Okay It Seems that the Loop hole that we found will work but it still involves getting permission from Toho. Its the same process as if you were going to make a toy Godzilla. It would take about 3 years for the process to go thru. For now I am going to scrap this Idea and work on second Idea I have been working on for several years.

It will be a lot easier than the Godzilla with all the 3D models, be nothing but live action so.

Title
"Gone Digital"
 
Not to sound like a whiny b****h but this may be a hidden blessing for you, allowing your own personal creative juices to flow, to come up with 100% your own idea.
 
Not to sound like a whiny b****h but this may be a hidden blessing for you, allowing your own personal creative juices to flow, to come up with 100% your own idea.
Well I am always using my "Creative Jucies" Godzilla is just one of my favorite characters in all sci-fi. I have written several books of my own ideas not pretaining to godzilla what so ever. So please do not act as if I am not creative with my own ideas.
 
I'd like to interject and put forward that many people don't understand the "FAN" mindset. Love for an established character/franchiseso strong it could would drive people to make derivative works based on something already firmly established.

I'd like to point to Paul S. Kemp, Alex Irvine, Drew Karpyshyn, Dave Wolverton, Jude Watson, Ryder Windham, James Luceno, Michael Reaves and even Terry Brooks have all made a pretty penny writing Star Wars Novels (Terry Brooks even had to adapt a screenplay to novel form, so even less "Creative License").

Creating a story in familiar settings has been a staple of the low/no budget writer's credo from day one and is stated repeatedly not just on this forum, but on many others and by successful Hollywood Industry and Independent Filmmakers.
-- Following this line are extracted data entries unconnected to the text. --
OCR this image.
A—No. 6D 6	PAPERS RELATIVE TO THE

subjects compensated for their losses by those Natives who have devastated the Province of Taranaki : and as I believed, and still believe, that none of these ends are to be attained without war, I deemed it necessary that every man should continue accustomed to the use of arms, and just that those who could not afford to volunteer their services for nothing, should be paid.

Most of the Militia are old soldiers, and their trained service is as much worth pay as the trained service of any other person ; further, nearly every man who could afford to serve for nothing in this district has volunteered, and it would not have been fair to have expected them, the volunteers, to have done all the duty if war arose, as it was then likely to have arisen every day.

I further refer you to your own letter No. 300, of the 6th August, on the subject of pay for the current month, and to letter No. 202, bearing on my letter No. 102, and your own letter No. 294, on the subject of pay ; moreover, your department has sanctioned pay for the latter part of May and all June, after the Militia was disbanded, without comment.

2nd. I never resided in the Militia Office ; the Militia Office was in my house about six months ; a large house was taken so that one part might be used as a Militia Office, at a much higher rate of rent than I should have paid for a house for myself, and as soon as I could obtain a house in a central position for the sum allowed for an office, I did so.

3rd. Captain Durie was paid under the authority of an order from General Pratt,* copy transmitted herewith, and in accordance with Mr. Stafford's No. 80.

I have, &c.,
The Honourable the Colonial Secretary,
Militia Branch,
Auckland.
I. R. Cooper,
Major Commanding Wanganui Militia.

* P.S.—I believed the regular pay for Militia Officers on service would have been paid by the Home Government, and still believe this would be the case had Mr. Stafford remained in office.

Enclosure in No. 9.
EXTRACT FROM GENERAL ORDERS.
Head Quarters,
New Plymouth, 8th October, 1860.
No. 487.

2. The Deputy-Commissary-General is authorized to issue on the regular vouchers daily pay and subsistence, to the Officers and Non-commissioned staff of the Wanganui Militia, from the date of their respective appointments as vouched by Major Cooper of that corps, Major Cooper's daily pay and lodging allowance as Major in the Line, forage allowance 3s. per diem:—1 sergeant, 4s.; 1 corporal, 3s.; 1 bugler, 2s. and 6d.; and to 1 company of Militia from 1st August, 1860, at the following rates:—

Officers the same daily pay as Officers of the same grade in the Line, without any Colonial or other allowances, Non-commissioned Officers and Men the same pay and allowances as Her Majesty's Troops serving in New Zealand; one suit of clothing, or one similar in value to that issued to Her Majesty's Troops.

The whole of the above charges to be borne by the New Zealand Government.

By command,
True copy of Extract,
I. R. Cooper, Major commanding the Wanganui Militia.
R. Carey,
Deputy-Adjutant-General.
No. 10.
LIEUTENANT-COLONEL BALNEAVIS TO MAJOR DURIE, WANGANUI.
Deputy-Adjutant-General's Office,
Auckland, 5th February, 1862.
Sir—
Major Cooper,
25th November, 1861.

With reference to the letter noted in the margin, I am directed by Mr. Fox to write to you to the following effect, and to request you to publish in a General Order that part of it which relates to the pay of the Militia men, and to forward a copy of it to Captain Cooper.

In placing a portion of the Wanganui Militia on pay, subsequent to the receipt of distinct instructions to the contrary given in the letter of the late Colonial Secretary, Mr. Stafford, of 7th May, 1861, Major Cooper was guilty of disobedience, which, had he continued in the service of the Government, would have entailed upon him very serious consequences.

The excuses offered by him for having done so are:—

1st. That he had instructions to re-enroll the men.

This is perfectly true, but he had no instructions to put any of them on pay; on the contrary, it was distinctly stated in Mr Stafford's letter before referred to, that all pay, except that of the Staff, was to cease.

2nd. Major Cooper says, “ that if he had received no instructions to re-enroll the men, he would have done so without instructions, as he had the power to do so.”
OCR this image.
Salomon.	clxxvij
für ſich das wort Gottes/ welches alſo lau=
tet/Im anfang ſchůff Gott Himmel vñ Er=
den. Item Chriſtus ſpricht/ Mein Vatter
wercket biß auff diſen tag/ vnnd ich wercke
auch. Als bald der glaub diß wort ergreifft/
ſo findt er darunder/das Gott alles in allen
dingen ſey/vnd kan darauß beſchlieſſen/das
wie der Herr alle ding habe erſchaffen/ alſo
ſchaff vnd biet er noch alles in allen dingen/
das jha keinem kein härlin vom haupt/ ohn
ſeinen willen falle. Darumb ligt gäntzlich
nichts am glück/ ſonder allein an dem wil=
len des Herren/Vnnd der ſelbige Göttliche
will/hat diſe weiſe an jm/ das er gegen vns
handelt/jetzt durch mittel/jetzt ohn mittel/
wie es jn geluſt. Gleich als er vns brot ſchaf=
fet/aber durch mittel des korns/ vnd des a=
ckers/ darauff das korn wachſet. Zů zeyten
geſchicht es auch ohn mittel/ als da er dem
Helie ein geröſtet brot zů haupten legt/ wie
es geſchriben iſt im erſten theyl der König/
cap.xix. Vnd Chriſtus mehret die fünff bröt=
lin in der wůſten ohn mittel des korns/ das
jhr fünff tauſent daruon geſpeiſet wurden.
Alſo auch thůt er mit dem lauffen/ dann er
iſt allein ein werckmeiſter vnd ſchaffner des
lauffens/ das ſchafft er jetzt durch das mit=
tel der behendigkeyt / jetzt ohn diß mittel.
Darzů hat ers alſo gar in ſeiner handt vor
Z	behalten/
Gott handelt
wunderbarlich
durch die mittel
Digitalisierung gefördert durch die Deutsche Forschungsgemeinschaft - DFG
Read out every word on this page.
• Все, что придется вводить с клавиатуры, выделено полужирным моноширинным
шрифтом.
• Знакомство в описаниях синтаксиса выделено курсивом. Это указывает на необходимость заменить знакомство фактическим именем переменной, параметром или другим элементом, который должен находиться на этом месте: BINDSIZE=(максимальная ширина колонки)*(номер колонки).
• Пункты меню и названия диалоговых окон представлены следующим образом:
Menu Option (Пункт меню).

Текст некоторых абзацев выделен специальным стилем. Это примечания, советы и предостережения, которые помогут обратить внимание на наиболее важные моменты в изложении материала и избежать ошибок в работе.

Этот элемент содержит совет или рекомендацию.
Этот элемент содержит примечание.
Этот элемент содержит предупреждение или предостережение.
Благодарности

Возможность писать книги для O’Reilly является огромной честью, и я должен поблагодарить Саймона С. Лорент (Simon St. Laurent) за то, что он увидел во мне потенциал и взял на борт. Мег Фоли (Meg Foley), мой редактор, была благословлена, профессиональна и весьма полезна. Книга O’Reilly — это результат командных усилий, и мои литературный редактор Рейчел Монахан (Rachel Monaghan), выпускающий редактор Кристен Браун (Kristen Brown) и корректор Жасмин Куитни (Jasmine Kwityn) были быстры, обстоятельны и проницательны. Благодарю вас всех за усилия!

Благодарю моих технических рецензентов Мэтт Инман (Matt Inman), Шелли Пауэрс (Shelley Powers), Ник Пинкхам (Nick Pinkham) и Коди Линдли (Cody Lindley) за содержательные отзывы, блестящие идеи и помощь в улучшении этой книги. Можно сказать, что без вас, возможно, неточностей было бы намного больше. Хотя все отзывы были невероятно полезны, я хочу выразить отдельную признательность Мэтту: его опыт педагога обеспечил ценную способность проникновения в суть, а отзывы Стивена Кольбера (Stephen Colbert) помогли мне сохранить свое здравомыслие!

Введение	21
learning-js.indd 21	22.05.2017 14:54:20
If you are supposed to "write what you know" and you know Godzilla, specific comicbook characters or movie franchise worlds... write it.

I'd even go so far as to say shoot it, but know that you won't be able to sell the finished project. However, it will give you a framework upon which to build your filmmaking chops and lead to better productions on the stuff you can sell (although, you can probably sell the script to the franchise owners if it's written well enough - and registered at the WGA and Copyright offices).
 
Right, allow me to apologize for sounding brash. I didn't intend to sound like "You have no creativity!" I was trying more for, "Sadly, you could have the best script in the world, but most won't see it as anything more than a rip-off."